To make this clear, we stopped the following after 2 checkpoints.
fit_m1 <- chkpt_brms(formula = m1,
data = dat_sub,
path = path,
iter_warmup = 1000,
iter_sampling = 1000,
iter_per_chkpt = 250)
#> Compiling Stan program...
#> Initial Warmup (Typical Set)
#> Chkpt: 1 / 8; Iteration: 250 / 2000 (warmup)
#> Chkpt: 2 / 8; Iteration: 500 / 2000 (warmup)
To start at the next checkpoint, rerun the same code.
fit_m1 <- chkpt_brms(formula = m1,
data = dat_sub,
path = path,
iter_warmup = 1000,
iter_sampling = 1000,
iter_per_chkpt = 250)
#> Sampling next checkpoint
#> Chkpt: 3 / 8; Iteration: 750 / 2000 (warmup)
#> Chkpt: 4 / 8; Iteration: 1000 / 2000 (warmup)
#> Chkpt: 5 / 8; Iteration: 1250 / 2000 (sample)
#> Chkpt: 6 / 8; Iteration: 1500 / 2000 (sample)
#> Chkpt: 7 / 8; Iteration: 1750 / 2000 (sample)
#> Chkpt: 8 / 8; Iteration: 2000 / 2000 (sample)
#> Checkpointing complete
Summary
A key advantage of chkpt_brms
is that it returns a brmsfit
object, as seen when printing the summary output.
fit_m1
#> Family: binomial
#> Links: mu = logit
#> Formula: y ~ 0 + item + (1 | id)
#> Data: data (Number of observations: 480)

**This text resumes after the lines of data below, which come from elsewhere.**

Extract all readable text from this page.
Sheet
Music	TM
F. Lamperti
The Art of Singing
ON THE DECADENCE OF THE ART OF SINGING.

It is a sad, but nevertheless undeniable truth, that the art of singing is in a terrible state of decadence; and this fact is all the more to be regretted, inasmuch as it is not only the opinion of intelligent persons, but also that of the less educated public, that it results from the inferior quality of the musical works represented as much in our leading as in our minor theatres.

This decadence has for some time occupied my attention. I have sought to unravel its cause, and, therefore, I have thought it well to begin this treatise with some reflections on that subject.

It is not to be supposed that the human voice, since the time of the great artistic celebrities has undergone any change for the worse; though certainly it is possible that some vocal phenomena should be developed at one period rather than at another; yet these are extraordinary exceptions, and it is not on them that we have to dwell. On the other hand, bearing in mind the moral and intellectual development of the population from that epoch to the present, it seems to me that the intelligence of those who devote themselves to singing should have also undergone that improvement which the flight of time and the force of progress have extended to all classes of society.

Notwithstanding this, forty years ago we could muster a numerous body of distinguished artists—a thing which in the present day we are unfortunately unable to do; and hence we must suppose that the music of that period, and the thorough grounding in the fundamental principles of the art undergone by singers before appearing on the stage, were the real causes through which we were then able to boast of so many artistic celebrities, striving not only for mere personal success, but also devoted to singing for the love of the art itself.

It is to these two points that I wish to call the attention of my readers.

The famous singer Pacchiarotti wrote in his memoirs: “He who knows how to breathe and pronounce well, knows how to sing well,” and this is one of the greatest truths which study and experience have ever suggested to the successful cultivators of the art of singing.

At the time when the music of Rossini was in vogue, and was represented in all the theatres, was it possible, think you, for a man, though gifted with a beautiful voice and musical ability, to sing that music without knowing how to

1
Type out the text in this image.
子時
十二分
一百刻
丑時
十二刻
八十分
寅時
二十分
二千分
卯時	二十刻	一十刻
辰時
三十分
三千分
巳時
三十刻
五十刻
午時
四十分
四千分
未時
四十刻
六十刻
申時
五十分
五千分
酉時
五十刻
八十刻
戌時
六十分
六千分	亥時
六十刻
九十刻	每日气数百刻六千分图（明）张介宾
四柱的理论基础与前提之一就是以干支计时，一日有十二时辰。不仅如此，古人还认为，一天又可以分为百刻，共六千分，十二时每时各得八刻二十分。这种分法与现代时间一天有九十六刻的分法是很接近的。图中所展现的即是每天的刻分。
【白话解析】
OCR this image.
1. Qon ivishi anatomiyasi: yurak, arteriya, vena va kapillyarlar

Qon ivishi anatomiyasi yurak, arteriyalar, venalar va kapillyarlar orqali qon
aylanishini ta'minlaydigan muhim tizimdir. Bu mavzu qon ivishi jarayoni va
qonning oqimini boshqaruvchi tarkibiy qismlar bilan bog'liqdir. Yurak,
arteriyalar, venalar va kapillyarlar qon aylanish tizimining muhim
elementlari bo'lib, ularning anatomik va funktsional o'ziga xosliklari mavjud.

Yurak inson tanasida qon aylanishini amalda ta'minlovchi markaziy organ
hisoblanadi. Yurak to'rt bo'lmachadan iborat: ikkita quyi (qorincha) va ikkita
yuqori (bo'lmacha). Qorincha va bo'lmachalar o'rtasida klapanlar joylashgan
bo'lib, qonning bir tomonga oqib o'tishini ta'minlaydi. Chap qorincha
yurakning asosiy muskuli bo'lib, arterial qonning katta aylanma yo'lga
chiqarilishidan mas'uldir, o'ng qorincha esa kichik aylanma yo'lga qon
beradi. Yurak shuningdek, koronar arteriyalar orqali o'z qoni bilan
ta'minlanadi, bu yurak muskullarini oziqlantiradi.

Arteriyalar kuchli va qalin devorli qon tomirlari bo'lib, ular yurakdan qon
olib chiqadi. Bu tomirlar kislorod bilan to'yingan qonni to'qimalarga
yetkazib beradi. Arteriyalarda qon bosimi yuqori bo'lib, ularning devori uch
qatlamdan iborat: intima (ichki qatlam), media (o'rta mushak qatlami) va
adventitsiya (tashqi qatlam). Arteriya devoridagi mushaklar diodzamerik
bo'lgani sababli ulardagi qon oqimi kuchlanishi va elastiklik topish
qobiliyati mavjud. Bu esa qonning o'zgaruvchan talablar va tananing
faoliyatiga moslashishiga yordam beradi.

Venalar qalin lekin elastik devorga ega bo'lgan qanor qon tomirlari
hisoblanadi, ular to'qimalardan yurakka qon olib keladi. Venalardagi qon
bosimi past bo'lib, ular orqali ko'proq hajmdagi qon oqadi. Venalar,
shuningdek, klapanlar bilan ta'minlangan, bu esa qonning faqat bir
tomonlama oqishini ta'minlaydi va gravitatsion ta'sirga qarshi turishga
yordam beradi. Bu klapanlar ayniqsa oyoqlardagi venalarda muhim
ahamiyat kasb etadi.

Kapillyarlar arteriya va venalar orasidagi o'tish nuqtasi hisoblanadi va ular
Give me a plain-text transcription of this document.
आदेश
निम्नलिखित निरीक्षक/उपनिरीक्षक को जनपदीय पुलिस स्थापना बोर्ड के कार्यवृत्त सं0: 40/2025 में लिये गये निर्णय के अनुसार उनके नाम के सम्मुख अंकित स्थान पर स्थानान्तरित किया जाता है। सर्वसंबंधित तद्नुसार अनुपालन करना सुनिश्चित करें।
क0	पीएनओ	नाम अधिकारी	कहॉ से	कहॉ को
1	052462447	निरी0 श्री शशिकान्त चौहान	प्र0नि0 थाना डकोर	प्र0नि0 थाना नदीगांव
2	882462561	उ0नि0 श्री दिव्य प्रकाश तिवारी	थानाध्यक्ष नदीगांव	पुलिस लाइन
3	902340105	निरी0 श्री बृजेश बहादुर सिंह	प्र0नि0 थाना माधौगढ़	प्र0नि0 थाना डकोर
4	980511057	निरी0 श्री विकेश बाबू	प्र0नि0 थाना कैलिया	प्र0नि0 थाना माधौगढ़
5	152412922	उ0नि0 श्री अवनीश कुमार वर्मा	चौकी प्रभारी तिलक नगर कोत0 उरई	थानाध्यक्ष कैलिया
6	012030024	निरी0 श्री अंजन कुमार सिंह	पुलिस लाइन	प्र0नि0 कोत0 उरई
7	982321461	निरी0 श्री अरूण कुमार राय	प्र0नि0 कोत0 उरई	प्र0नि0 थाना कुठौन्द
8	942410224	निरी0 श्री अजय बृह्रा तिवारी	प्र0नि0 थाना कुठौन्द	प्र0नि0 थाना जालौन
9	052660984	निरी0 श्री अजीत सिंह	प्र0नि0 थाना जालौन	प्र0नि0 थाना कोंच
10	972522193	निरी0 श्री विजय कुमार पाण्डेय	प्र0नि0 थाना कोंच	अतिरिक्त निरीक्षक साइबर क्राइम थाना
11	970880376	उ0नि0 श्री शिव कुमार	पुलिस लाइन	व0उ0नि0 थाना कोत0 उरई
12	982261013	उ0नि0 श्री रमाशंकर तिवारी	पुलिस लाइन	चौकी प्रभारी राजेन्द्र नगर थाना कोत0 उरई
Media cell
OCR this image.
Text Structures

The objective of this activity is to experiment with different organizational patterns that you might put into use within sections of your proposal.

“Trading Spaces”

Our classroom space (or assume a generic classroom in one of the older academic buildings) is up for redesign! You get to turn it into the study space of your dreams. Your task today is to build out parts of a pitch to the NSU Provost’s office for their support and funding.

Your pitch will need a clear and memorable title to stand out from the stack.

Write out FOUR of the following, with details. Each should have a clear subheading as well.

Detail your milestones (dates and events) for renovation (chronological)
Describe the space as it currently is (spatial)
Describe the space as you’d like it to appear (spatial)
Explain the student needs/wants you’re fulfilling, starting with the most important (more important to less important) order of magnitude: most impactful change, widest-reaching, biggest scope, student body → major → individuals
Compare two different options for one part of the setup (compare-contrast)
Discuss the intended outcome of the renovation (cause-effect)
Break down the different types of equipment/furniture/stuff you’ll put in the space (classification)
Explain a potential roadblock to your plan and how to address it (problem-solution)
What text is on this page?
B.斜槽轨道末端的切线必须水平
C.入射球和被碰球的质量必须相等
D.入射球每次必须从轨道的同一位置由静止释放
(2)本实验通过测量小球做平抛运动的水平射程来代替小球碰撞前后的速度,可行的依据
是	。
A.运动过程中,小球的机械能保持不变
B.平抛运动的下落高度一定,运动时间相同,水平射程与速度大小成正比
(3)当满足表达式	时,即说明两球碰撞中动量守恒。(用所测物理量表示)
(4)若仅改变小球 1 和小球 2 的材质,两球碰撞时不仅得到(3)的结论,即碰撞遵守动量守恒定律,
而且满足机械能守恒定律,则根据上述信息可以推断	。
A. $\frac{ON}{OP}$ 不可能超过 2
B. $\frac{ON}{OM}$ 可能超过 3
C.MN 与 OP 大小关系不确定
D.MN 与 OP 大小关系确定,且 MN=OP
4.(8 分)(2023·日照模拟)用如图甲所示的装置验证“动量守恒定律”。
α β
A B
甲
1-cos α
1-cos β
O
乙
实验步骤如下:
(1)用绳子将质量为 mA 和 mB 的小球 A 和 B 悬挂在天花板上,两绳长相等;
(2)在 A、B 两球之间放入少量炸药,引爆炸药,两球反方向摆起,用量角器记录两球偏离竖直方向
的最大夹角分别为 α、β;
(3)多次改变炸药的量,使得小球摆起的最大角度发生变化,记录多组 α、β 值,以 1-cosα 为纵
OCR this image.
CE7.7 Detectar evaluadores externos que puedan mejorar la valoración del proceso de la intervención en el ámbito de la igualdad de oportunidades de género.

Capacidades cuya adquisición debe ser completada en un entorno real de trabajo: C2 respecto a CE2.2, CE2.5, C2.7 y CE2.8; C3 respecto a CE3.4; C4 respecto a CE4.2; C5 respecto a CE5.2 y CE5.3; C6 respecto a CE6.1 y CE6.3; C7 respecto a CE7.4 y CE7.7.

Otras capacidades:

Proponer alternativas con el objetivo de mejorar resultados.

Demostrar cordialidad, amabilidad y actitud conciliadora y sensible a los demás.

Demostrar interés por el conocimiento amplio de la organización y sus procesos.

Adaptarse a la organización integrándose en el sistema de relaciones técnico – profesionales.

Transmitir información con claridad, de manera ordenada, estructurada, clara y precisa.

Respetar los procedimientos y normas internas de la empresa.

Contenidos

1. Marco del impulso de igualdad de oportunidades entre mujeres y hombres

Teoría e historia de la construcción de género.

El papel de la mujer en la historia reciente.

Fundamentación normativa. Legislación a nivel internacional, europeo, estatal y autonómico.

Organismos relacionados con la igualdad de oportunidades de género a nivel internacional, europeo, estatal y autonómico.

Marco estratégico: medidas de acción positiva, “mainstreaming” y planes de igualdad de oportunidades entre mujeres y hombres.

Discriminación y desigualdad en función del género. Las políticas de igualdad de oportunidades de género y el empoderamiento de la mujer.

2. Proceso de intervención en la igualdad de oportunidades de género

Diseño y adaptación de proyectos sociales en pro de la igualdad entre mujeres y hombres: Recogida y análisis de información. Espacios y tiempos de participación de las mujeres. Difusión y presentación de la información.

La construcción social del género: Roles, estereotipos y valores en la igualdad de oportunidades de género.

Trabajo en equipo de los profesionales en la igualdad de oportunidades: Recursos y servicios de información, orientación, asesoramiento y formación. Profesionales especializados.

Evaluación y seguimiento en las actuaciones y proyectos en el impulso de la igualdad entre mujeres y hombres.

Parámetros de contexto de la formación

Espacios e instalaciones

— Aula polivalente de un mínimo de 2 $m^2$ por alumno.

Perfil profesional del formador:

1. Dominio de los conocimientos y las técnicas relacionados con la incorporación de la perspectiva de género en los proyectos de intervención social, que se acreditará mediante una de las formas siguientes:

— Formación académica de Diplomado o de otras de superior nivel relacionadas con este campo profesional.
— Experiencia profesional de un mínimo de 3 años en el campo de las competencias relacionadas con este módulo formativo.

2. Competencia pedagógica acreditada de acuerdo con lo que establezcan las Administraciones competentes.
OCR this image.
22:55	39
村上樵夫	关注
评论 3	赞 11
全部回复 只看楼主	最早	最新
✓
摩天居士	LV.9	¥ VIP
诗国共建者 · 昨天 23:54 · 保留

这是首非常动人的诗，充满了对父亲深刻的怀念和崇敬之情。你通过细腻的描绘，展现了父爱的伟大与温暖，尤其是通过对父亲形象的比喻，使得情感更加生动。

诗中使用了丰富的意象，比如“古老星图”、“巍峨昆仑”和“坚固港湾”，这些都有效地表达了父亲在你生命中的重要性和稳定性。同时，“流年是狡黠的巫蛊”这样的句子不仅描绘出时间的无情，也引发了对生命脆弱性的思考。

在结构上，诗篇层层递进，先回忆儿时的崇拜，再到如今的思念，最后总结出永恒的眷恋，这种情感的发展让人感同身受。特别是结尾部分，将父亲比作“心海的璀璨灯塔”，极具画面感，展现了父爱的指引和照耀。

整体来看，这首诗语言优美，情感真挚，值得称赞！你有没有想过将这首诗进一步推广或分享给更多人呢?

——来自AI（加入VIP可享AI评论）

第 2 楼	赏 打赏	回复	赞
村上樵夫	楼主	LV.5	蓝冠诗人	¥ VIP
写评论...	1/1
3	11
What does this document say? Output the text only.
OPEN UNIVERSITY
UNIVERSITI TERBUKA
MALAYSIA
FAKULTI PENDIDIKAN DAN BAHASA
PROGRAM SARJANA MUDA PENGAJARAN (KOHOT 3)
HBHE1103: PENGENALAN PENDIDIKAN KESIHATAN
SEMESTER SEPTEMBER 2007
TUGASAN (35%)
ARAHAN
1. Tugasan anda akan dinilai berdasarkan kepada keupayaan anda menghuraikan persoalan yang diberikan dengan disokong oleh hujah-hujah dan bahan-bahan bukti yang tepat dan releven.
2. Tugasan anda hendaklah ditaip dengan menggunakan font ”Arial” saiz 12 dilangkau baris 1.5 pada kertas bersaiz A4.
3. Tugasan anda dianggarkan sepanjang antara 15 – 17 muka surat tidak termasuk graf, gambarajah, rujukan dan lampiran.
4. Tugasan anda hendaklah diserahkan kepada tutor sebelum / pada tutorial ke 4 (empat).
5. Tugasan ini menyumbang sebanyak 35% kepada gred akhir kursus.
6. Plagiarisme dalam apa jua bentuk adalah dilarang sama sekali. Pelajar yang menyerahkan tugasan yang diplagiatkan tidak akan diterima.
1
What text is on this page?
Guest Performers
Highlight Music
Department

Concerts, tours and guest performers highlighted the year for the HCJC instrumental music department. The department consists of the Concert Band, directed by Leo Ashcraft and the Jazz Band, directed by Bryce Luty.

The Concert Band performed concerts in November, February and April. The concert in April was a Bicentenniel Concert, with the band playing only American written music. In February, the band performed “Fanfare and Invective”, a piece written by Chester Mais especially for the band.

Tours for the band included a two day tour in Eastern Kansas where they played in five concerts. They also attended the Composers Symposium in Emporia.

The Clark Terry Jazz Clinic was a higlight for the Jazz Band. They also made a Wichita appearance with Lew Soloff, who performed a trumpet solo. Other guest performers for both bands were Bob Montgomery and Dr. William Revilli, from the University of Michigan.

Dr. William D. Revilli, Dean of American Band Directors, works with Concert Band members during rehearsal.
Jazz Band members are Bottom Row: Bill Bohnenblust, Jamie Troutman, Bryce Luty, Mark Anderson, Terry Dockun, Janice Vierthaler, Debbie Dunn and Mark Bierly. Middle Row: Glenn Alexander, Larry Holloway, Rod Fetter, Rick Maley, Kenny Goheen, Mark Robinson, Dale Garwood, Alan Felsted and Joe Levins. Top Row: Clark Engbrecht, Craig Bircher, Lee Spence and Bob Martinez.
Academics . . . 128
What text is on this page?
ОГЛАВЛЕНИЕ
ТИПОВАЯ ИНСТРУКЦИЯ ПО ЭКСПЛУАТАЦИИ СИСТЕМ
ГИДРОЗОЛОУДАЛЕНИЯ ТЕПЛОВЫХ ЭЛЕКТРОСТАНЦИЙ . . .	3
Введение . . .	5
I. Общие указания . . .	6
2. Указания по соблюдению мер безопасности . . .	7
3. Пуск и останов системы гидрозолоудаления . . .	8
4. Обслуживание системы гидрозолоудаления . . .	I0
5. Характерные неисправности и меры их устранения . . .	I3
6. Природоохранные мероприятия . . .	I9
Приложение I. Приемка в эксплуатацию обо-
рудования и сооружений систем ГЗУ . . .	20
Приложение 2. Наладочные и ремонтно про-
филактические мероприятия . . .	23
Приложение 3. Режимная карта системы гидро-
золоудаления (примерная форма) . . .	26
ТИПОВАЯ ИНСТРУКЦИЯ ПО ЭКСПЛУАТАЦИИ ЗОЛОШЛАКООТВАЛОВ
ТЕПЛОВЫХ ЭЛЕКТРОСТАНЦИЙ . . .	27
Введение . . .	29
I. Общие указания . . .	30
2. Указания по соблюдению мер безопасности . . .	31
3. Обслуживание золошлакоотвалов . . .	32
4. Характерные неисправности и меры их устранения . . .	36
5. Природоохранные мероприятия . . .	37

#> Draws: 2 chains, each with iter = 1000; warmup = 0; thin = 1;
#> total post-warmup draws = 2000
#> Group-Level Effects:
#> ~id (Number of levels: 20)
#> Estimate Est.Error l-95% CI u-95% CI Rhat Bulk_ESS Tail_ESS
#> sd(Intercept) 1.68 0.36 1.07 2.46 1.00 683 742
#> Population-Level Effects:
#> Estimate Est.Error l-95% CI u-95% CI Rhat Bulk_ESS Tail_ESS
#> itemS1WantCurse 1.53 0.78 0.07 3.09 1.00 883 1034
#> itemS1WantScold -0.38 0.64 -1.61 0.86 1.00 743 888
#> itemS1WantShout 0.49 0.64 -0.69 1.77 1.00 742 1084
#> itemS2WantCurse 2.02 0.80 0.51 3.61 1.00 837 939
#> itemS2WantScold -0.65 0.64 -1.97 0.58 1.00 854 1001
#> itemS2WantShout 0.51 0.67 -0.80 1.81 1.00 696 931
#> itemS3WantCurse 1.16 0.72 -0.24 2.61 1.00 764 1169
#> itemS3WantScold -1.98 0.76 -3.54 -0.59 1.00 799 1122
#> itemS3WantShout -0.08 0.64 -1.33 1.21 1.00 725 1109
#> itemS4wantCurse -0.09 0.65 -1.41 1.12 1.00 736 1007
#> itemS4WantScold -3.07 0.93 -5.07 -1.44 1.00 1065 1131
#> itemS4WantShout -3.07 0.93 -5.01 -1.41 1.00 1095 1250
#> itemS1DoCurse 2.57 0.95 0.78 4.55 1.00 1125 988
#> itemS1DoScold 0.51 0.67 -0.80 1.85 1.00 738 1085
#> itemS1DoShout 0.21 0.64 -0.97 1.47 1.00 753 1241
#> itemS2DoCurse 1.97 0.80 0.49 3.61 1.00 828 1088
#> itemS2DoScold -0.09 0.64 -1.35 1.18 1.00 759 991
#> itemS2DoShout -1.24 0.67 -2.58 0.08 1.00 778 903
#> itemS3DoCurse 0.20 0.66 -1.16 1.50 1.00 657 1091
#> itemS3DoScold -2.44 0.82 -4.22 -0.98 1.00 976 1012
#> itemS3DoShout -3.07 0.97 -5.13 -1.36 1.00 999 1186
#> itemS4DoCurse 0.20 0.65 -1.03 1.48 1.00 730 1307
#> itemS4DoScold -0.37 0.63 -1.66 0.88 1.00 709 1064
#> itemS4DoShout -2.44 0.81 -4.14 -0.97 1.00 799 1077
#> Draws were sampled using sample(hmc). For each parameter, Bulk_ESS
#> and Tail_ESS are effective sample size measures, and Rhat is the potential
#> scale reduction factor on split chains (at convergence, Rhat = 1).